Pujian pagi bukan soal penampilan. Bukan soal indahnya kata-kata atau lamanya waktu doa. Ini tentang sikap hati yang mau menerima. Ini tentang membuka mata rohani untuk melihat bahwa dunia ini bukan terjadi secara kebetulan. Matahari tidak terbit dengan sendirinya. Udara yang Anda hirup tidak muncul begitu saja. Keindahan alam, keteraturan alam semesta, cinta kasih, dan keberadaan hidup manusia semuanya menunjuk kepada Pencipta yang penuh kuasa.
Namun hanya hati yang rendah hati yang dapat melihatnya.

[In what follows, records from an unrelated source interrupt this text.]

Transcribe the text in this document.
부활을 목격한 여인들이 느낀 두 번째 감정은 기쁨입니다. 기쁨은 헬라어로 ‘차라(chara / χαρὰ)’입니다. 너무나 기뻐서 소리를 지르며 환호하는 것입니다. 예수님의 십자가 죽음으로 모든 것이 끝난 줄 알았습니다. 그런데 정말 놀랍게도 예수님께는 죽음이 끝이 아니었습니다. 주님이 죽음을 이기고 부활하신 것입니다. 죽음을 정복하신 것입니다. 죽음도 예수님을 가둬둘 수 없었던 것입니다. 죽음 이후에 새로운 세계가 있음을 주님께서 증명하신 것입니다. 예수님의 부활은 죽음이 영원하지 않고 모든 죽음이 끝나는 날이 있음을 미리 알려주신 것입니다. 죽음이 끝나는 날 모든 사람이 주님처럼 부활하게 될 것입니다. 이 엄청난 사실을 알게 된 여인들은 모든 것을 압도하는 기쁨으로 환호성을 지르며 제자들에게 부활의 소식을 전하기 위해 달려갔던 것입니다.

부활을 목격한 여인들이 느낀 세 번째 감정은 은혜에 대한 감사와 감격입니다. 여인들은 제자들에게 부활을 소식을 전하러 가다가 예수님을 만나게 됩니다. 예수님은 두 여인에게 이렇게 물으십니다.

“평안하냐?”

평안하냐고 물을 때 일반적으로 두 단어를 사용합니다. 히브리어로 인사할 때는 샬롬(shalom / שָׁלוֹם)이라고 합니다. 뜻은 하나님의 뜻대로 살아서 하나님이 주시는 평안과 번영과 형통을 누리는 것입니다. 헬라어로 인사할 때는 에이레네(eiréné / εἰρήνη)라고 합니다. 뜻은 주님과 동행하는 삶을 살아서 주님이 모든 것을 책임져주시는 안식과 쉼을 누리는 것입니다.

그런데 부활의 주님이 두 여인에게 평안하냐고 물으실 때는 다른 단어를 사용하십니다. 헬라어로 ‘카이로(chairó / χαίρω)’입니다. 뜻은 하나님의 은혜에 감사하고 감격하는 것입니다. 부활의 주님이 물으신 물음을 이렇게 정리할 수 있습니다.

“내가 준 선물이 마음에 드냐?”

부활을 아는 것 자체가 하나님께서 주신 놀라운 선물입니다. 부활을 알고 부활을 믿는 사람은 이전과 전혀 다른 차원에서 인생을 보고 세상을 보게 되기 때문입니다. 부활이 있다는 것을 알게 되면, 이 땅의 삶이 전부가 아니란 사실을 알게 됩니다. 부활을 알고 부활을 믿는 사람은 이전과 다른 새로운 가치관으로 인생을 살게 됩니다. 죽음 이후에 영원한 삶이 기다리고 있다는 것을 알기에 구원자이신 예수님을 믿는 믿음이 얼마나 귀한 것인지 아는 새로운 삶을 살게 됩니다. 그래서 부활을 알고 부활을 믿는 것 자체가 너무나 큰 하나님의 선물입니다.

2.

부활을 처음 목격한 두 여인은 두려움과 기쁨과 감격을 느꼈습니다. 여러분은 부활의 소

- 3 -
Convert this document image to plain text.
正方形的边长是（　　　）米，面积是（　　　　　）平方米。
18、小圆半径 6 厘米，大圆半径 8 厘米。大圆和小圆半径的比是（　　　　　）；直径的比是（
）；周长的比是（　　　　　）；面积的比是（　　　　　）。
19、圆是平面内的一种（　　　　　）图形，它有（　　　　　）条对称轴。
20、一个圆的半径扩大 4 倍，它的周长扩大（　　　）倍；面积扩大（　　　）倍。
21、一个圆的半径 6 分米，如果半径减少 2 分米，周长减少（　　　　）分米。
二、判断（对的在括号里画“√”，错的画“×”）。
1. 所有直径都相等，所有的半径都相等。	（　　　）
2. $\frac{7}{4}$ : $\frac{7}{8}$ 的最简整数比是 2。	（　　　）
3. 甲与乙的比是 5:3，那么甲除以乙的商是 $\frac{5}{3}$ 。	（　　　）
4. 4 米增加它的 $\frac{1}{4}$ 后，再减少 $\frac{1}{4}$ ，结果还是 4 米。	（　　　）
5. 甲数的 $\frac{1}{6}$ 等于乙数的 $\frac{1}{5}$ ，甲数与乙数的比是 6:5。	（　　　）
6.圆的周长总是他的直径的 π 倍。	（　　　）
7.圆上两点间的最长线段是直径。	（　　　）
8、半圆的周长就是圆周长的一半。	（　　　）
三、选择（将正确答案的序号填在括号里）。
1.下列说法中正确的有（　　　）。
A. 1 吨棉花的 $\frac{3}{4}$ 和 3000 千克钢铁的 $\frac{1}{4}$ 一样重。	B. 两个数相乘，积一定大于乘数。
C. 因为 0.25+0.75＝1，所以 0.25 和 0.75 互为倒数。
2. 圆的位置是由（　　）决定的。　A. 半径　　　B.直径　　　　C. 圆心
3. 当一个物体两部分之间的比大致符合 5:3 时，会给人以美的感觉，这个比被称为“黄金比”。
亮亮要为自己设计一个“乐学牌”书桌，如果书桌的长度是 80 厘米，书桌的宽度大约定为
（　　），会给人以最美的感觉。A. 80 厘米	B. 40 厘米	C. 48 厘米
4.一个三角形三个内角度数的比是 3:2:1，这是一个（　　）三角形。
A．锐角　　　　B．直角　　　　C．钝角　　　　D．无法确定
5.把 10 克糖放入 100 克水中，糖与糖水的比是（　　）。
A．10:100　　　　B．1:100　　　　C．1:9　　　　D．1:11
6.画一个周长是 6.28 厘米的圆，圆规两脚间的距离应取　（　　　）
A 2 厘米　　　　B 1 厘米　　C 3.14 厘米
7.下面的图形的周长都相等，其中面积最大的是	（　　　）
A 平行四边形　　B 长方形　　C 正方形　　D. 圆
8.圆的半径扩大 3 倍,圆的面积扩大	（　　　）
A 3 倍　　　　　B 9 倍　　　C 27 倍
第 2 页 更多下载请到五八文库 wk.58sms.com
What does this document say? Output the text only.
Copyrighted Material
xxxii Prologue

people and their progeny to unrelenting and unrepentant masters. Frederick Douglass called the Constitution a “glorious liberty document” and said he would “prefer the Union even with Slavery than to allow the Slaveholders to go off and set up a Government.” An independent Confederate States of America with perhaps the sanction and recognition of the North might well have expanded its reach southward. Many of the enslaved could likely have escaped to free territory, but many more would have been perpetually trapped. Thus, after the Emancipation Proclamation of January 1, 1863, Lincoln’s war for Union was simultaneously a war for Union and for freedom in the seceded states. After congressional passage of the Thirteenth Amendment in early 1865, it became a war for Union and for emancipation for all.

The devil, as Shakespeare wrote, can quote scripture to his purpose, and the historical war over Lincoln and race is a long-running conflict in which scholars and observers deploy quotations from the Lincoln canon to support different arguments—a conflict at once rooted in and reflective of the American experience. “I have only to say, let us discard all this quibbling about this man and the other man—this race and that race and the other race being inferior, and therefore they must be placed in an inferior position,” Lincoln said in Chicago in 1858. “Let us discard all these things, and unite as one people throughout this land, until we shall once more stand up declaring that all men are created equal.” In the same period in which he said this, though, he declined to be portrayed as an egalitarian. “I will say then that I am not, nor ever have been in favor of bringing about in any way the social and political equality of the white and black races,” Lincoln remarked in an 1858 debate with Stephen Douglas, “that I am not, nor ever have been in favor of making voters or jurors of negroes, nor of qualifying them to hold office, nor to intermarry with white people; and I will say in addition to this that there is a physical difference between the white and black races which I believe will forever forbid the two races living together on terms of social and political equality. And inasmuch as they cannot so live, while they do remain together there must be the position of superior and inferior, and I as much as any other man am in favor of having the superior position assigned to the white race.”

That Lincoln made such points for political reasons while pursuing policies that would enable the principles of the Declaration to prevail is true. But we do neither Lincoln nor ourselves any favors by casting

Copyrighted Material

Hanya Orang yang Rendah Hati Dapat Melihat Allah
Banyak orang berjalan dalam hidup ini dengan mata rohani yang buta. Mereka dikelilingi oleh keajaiban, tetapi tidak pernah merasa takjub. Mereka diberkati, tetapi tidak pernah bersyukur. Mereka menganggap hidup adalah hasil dari keberuntungan atau kebetulan. Mengapa? Bukan karena kurangnya bukti akan keberadaan Allah, tetapi karena hati mereka tertutup.
Orang yang sombong berkata, “Saya tidak butuh siapa-siapa. Saya adalah orang yang baik”
Orang yang rendah hati berkata, “Tanpa Tuhan, saya tidak bisa hidup. Saya adalah orang yang berdosa”
Yesus berkata, “Berbahagialah orang yang suci hatinya, karena mereka akan melihat Allah” (Matius 5:8). Kesucian hati ini bukan berasal dari kesempurnaan moral, tetapi dari kerendahan hati dan keterbukaan untuk melihat Tuhan dalam segala sesuatu. Karena kesadaran bahwa tidak ada manusia yang baik di mata Tuhan, orang yang rendah hati selalu memuji Tuhan atas belas kasihan-Nya.
Kerendahan hati adalah lensa untuk melihat dengan jelas. Tanpa kerendahan hati, bahkan mujizat pun terlihat biasa. Tapi dengan kerendahan hati, hal-hal biasa pun menjadi mujizat.
Orang yang rendah hati melihat langit dan berkata, “Terima kasih, Tuhan.”
Mereka menggendong bayi dan berkata, “Engkau sungguh ajaib.”
Mereka melewati cobaan hidup dan berbisik, “Besar setia-Mu, Tuhan.”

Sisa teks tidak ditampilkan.